CK: There is speculation about whether Collison has signed with the Kings as a backup or starting point guard. He started 35 games for the Clippers last season. In your mind, is he starting point guard or is he at his best as a backup?
AH: Well, I sort of jumped the gun in the previous response, didn’t I? Collison is perfectly capable of being a starting point guard. He’s not an “any system” type of guard though, as evidenced by his time in Indiana and Dallas. If Malone will run a pick-and-roll heavy set, that’s where Collison excels. He’s also a sturdy spot-up catch-and-shooter, if he’s sharing ball-handling duties.
But DC has a tendency to develop tunnel vision when he sees a sliver of daylight. So if the Kings don’t want him making the call off a screen, he’s going to struggle. And then it’s better to bring him off the bench, when reserve units have more of a tendency to improvise. And if he’s coming off the bench, then the price tag becomes far too great for a backup point guard.
CK: It’s no secret the Kings would like to improve their ball movement next year. The Kings finished last in assists this past season, averaging roughly 18 per game. Can Kings fans expect Collison to help them in that department?
AH: Not really. Collison averaged about 1.26 shots per every assist opportunity (league average for qualified point guards was about 1.02 shots per assist).

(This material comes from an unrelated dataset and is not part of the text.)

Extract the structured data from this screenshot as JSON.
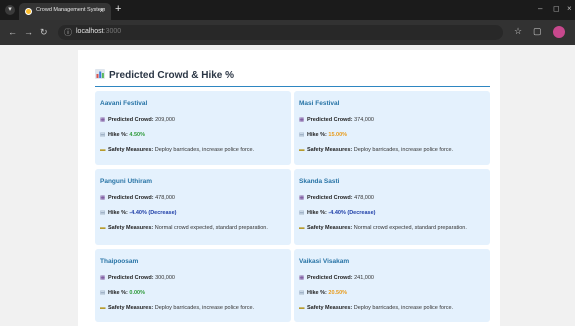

So DC tends to be a shoot-first guard. Now this is partly due to his function on the Clippers last season, but as I said before, court vision and passing players into open space tends not to be his strong suit.
CK: Defense remains another area of weakness the Kings need to address. Guard penetration as well as 3-point D are two points of emphasis for head coach Michael Malone. Does Collison make them better at all defensively?

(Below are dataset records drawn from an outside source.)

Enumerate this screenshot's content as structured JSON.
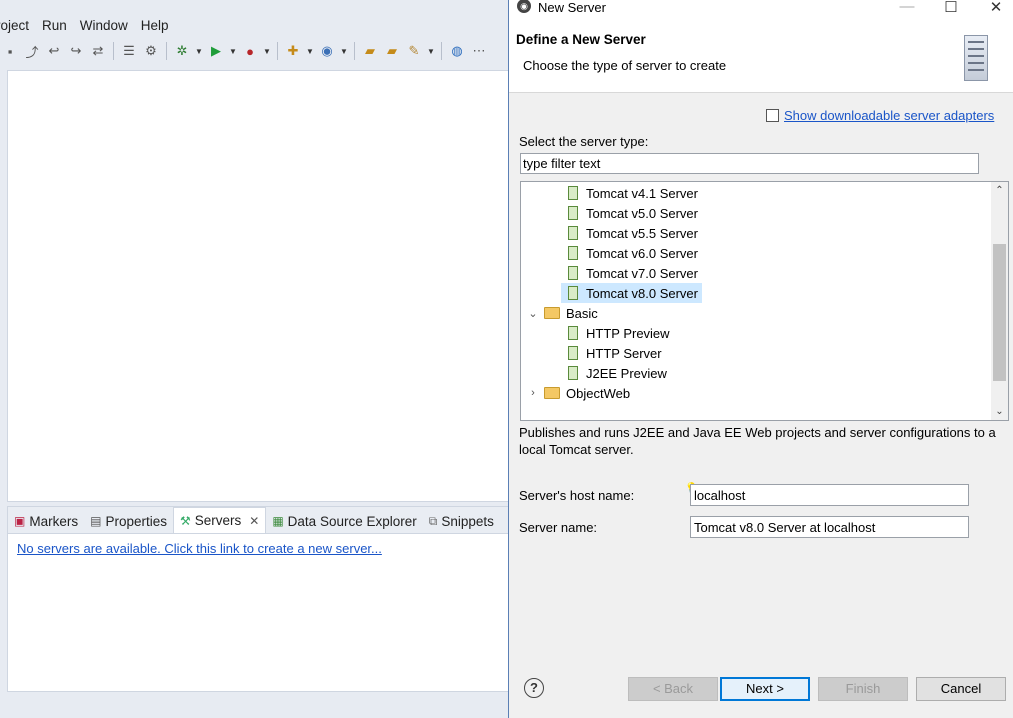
{
  "eclipse": {
    "menu": [
      "roject",
      "Run",
      "Window",
      "Help"
    ],
    "views": {
      "tabs": [
        {
          "label": "Markers",
          "icon": "markers-icon"
        },
        {
          "label": "Properties",
          "icon": "properties-icon"
        },
        {
          "label": "Servers",
          "icon": "servers-icon",
          "active": true
        },
        {
          "label": "Data Source Explorer",
          "icon": "data-source-icon"
        },
        {
          "label": "Snippets",
          "icon": "snippets-icon"
        }
      ],
      "servers_empty_link": "No servers are available. Click this link to create a new server..."
    }
  },
  "dialog": {
    "title": "New Server",
    "banner_title": "Define a New Server",
    "banner_subtitle": "Choose the type of server to create",
    "show_adapters_label": "Show downloadable server adapters",
    "select_label": "Select the server type:",
    "filter_placeholder": "type filter text",
    "tree": [
      {
        "label": "Tomcat v4.1 Server",
        "type": "server",
        "level": 2
      },
      {
        "label": "Tomcat v5.0 Server",
        "type": "server",
        "level": 2
      },
      {
        "label": "Tomcat v5.5 Server",
        "type": "server",
        "level": 2
      },
      {
        "label": "Tomcat v6.0 Server",
        "type": "server",
        "level": 2
      },
      {
        "label": "Tomcat v7.0 Server",
        "type": "server",
        "level": 2
      },
      {
        "label": "Tomcat v8.0 Server",
        "type": "server",
        "level": 2,
        "selected": true
      },
      {
        "label": "Basic",
        "type": "folder",
        "level": 1,
        "expanded": true
      },
      {
        "label": "HTTP Preview",
        "type": "server",
        "level": 2
      },
      {
        "label": "HTTP Server",
        "type": "server",
        "level": 2
      },
      {
        "label": "J2EE Preview",
        "type": "server",
        "level": 2
      },
      {
        "label": "ObjectWeb",
        "type": "folder",
        "level": 1,
        "expanded": false
      }
    ],
    "description": "Publishes and runs J2EE and Java EE Web projects and server configurations to a local Tomcat server.",
    "host_label": "Server's host name:",
    "host_value": "localhost",
    "name_label": "Server name:",
    "name_value": "Tomcat v8.0 Server at localhost",
    "buttons": {
      "back": "< Back",
      "next": "Next >",
      "finish": "Finish",
      "cancel": "Cancel"
    }
  }
}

AH: Nope. Because Collison is relatively diminutive in height and girth, he has a tendency to be bullied in the halfcourt and struggles to get through screens, a staple in the more pick-and-roll heavy league. Collison is defensively at his best when he can harry a ball-handler in the backcourt and slow down the ability for an opposing team to initiate their offense, kind of like what Patrick Beverley does for Houston.
Don’t let me confuse you though, Collison is not nearly as good as Beverley in on-ball harassment. He’s also a reasonable off-ball zone defender, with decent anticipation for casual passes to pick off for quick transition buckets. If you put Collison into a reliable defensive system, he’ll likely be serviceable but not a player you’re asking to lock anyone down.